L’universo del cosiddetto RegTech è ormai costellato da applicazioni di varia natura – dall’IA alla blockchain – che stanno già cambiando in profondità i metodi e le prassi della compliance penale e la progettazione dei sistemi di controllo interno aziendali. In particolare, sono oggi disponibili sofisticati sistemi informatici di big data analytics che, grazie alle loro straordinarie abilità di calcolo, riescono a valorizzare il patrimonio informativo dell’impresa al fine di prevenire condotte illecite. Strumenti siffatti sono capaci di individuare segnali d’allarme (c.d. red flags) che probabilmente sfuggirebbero ai metodi tradizionali di monitoraggio e audit. Possono, ad esempio, identificare prezzi d’acquisto anomali, compensi per consulenze fuori linea o flussi finanziari atipici rispetto alla media di mercato per un certo settore o area geografica – evidenziando così il rischio di fenomeni corruttivi – oppure segnalare, nella third-party due diligence, la presenza di consulenti e partner commerciali in liste di sanzioni internazionali (indicando potenziali violazioni in materia di embargo o finanziamento illecito). Ancora, sono emerse le potenzialità dell’IA nella gestione informatizzata degli adempimenti antiriciclaggio: esistono software avanzati per il corretto espletamento dell’obbligo di adeguata verifica della clientela e per il monitoraggio automatico delle transazioni sospette. Inoltre, tecnologie come la blockchain possono contribuire a rendere più trasparenti e tracciabili le decisioni e le operazioni aziendali, rendendo più difficile occultare attività illecite.

 

La nuova frontiera della digital compliance solleva anche incognite e rischi?

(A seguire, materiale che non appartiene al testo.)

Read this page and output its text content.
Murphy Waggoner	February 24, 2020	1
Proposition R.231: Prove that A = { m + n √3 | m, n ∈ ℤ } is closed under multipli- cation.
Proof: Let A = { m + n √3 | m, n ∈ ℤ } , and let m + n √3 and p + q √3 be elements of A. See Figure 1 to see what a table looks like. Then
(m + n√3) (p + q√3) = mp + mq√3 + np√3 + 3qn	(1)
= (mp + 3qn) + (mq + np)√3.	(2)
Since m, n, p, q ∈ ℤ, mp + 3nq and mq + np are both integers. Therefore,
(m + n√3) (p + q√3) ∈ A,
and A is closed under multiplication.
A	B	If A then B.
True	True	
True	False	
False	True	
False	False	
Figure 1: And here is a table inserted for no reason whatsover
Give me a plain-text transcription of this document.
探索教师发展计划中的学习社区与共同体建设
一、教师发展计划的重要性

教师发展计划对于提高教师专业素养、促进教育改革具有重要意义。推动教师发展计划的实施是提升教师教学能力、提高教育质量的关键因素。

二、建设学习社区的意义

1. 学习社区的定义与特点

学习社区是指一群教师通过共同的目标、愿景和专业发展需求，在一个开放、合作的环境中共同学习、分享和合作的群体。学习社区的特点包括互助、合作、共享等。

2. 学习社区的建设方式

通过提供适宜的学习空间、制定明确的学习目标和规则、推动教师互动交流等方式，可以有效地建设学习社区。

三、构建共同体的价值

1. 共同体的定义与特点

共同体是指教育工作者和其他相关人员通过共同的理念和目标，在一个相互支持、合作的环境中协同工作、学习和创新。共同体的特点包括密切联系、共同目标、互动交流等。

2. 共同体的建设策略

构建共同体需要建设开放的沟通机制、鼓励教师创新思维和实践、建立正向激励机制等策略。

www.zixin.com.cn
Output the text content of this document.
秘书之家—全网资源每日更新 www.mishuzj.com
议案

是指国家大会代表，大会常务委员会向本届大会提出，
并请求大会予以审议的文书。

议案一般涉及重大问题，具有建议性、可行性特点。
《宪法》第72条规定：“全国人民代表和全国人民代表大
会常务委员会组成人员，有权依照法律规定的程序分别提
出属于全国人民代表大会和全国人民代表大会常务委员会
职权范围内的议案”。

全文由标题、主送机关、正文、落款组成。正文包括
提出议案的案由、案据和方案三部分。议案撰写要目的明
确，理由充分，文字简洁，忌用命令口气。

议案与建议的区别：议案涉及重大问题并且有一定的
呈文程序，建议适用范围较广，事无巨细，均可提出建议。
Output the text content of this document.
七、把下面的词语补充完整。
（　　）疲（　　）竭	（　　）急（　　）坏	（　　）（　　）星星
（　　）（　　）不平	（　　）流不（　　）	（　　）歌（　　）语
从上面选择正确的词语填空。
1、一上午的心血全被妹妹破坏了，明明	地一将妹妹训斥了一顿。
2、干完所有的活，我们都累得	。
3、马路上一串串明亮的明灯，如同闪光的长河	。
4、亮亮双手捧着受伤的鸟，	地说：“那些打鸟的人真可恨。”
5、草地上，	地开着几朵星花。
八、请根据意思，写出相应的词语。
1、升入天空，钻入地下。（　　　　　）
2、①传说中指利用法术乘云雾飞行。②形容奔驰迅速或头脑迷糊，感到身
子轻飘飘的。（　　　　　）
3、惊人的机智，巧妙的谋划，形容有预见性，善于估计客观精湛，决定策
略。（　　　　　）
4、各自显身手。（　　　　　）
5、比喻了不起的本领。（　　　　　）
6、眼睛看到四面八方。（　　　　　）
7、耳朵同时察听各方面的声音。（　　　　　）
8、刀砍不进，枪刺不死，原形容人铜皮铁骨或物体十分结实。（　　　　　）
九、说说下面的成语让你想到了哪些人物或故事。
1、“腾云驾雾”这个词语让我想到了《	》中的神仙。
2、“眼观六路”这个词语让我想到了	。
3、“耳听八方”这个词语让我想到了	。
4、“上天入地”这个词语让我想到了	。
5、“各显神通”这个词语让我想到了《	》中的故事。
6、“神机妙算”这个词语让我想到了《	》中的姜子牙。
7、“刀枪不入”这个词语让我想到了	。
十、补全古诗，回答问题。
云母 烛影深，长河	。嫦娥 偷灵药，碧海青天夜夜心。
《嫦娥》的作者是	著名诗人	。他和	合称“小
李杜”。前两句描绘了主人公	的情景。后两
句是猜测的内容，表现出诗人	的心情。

È inevitabile e tali rischi dovranno essere attentamente governati. Si pensi agli impatti sulla privacy e sulla protezione dei dati (considerata la mole di informazioni sensibili trattate da questi sistemi), ai possibili profili di conflitto con i diritti dei lavoratori (ad es. nel caso di sistemi di monitoraggio delle performance), nonché alle implicazioni per le garanzie difensive in caso di internal investigation (le indagini interne aziendali). Un problema concreto riguarda, altresì, la qualità dei dati raccolti e analizzati dai sistemi di IA: nel settore antiriciclaggio, ad esempio, l’impiego di filtri automatici di allerta (AML software) può generare un eccesso di segnalazioni prive di reale fondamento, cioè molti falsi positivi, con un conseguente sovraccarico di adempimenti e un scadimento qualitativo delle segnalazioni stesse. In altre parole, se i dataset e gli algoritmi non sono accuratamente calibrati, si rischia di ottenere “rumore informativo” anziché indizi utili. È quindi fondamentale che le imprese (ma anche le autorità di enforcement) adottino questi strumenti in modo consapevole, verificandone l’attendibilità e aggiornandoli costantemente. Essi andrebbero, altresì, integrati in programmi di compliance più ampi, fatti anche di procedure organizzative, formazione del personale e controlli periodici. In prospettiva, con l’entrata in vigore delle nuove normative europee in materia di IA (il già citato Regolamento UE), le aziende dovranno rafforzare ulteriormente i propri presìdi: basti pensare che i fornitori di sistemi di IA ad alto rischio saranno tenuti a implementare rigorosi sistemi di gestione dei rischi e di conformità. Questo contesto normativo spingerà gli operatori economici ad investire in soluzioni tecniche di controllo e audit dell’IA, al fine di prevenire sia comportamenti illeciti sia eventuali violazioni delle norme di prodotto imposte dal regolamento.

 

Quali tecniche sanzionatorie sono attualmente disponibili contro le imprese che fanno un uso improprio dell’intelligenza artificiale? Esistono modelli di responsabilità particolarmente innovativi o efficaci in questo campo?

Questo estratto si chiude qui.